There’s another permutation-based proof, which I prefer. I think it was first published by Carl Linderholm (AMM 77(2) Feb. 1970 176–177). As already noted, it’s enough to show that if H is a proper subgroup of G, then there are two distinct homomorphisms from G to some other group that agree on the subgroup H. Elements of G act on the set of left cosets G/H by left translation; this gives a homomorphism from G to Perm(G/H), say g–>L_g. Now add a new element to G/H, call it A; let S be the new set, i.e., S is G/H union {A}. Extend L_g to S by declaring that L_g(A)=A. So L is a homomorphism G–>Perm(S).

Now let s be the permutation switching A and H (both elements of S). Let M_g be L_g conjugated by s, i.e., M_g(X)=s(L_g(s^{-1}(X))). (Since s^2=1, I don’t really have to write s^{-1}, but it really doesn’t matter.) Obviously M_g is also a homomorphism G–>Perm(S).

For h in H, L_h and s commute— obvious, since L_h leaves A and H fixed,
while s leaves everything but A and H fixed. So M_h and L_h are the same permutation. On the other hand, if g is not in H (so gH =/= H) then it’s immediate that L_g and s don’t commute: just compute sL_g(A) and compare it with L_gs(A) (or do the same with H instead of A). So L_g and M_g differ when g is not in H. QED

One reason I prefer this: you don’t have to treat G:H=2 as a special case.

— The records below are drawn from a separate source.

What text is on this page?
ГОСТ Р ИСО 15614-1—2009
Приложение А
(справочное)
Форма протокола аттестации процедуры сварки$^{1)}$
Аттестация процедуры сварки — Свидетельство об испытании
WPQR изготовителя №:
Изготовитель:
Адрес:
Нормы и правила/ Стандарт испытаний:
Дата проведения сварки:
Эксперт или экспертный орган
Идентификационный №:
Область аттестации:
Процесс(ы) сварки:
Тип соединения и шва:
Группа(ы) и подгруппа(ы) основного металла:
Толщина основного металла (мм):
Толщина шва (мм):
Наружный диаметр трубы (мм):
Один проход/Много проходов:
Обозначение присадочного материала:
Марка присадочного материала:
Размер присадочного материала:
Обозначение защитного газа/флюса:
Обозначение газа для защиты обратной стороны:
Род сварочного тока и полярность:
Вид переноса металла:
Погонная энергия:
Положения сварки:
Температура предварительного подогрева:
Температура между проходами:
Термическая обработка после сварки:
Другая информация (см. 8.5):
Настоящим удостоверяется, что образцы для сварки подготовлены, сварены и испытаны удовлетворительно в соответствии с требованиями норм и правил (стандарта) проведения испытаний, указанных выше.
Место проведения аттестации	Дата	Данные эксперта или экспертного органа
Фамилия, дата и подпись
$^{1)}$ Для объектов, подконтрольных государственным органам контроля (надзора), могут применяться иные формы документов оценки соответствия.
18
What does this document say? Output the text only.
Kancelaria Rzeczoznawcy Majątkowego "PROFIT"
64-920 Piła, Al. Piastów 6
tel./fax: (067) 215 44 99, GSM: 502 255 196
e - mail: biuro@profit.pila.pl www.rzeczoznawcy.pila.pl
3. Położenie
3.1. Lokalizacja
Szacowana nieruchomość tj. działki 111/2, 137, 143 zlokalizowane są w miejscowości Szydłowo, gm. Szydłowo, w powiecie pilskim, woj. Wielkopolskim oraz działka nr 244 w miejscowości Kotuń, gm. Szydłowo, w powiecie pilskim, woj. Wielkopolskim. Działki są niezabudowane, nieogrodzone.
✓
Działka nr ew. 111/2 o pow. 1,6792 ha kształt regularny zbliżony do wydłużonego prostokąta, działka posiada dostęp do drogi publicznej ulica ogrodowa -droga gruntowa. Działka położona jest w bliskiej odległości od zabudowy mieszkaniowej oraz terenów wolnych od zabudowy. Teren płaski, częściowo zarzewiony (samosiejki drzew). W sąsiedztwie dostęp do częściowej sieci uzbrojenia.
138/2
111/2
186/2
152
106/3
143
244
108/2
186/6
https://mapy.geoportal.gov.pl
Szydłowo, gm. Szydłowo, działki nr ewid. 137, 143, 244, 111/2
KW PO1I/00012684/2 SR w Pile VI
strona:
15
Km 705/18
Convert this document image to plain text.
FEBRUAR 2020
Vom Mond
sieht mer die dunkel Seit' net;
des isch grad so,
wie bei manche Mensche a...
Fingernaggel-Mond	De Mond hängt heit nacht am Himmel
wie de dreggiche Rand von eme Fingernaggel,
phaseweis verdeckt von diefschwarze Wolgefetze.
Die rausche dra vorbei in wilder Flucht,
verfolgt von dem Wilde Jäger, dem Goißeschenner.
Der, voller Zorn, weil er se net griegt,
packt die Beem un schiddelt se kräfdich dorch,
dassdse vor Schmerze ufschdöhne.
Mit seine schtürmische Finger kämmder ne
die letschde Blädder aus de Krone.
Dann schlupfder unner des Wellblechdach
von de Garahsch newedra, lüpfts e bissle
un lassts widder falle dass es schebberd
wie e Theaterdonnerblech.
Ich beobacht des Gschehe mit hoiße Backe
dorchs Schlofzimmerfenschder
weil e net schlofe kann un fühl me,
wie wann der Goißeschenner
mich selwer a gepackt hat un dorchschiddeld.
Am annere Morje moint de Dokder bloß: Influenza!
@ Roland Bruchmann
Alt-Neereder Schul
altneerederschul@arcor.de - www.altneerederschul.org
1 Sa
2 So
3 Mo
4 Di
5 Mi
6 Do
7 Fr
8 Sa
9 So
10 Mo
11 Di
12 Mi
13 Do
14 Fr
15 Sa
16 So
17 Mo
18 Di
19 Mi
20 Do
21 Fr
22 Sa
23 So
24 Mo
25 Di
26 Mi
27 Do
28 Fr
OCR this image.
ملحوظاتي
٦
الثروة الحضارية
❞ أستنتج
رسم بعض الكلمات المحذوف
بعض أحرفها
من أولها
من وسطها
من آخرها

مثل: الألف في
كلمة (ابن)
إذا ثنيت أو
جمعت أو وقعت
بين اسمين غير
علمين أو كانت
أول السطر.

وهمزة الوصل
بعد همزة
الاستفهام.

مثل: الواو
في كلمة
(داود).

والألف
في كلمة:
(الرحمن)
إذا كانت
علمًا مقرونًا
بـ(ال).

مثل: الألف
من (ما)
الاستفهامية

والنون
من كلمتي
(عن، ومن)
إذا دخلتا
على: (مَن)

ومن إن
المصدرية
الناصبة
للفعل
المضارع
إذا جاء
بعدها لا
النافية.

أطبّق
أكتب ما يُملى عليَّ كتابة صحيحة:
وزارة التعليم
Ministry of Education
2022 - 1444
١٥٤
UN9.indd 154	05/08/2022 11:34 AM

3. Cyrille Nganteu(from cameroon) August 30, 2018 / 2:57 pm

Always a good mathematician. Short results but very usefull. Bravo.

4. evelyn November 10, 2018 / 3:57 am

In the second proof, why use 1 and not general, {m(g_{0})\neq m(\mathbf{1})}. Or simply, why was it necessary to use 1 and not general?

• Christian Nguembou Tagne November 10, 2018 / 3:00 pm

In the last part of the second proof, we want to find a function $m$ from $G$ to $A=\mathbb{Z}/p\mathbb{Z}$, where $p$ is a prime number, such that $H\cdot m=\{m\}$ and $g_{0}\cdot m\neq m$. Note that $g_{0}\cdot m$, as well as $m$, is a function from $G$ to $A$. Therefore, to show that $g_{0}\cdot m\neq m$, it suffices to establish that $(g_{0}\cdot m)(x)\neq m(x)$ for some $x\in G$. However, by definition, $(g_{0}\cdot m)(x)=m(xg_{0})$. For example, if $x$ is the identity $\mathbf{1}$, we compute $(g_{0}\cdot m)(\mathbf{1})=m(g_{0})$. Thus, if we find that $m(g_{0})\neq m(\mathbf{1})$, we can conclude that $g_{0}\cdot m\neq m$. That was our approach here. It is also not a necessity to use the identity $\mathbf{1}$ of $G$. One could theoretically use any element $x$ of the group $G$. However, in this context, the identity is the optimal choice.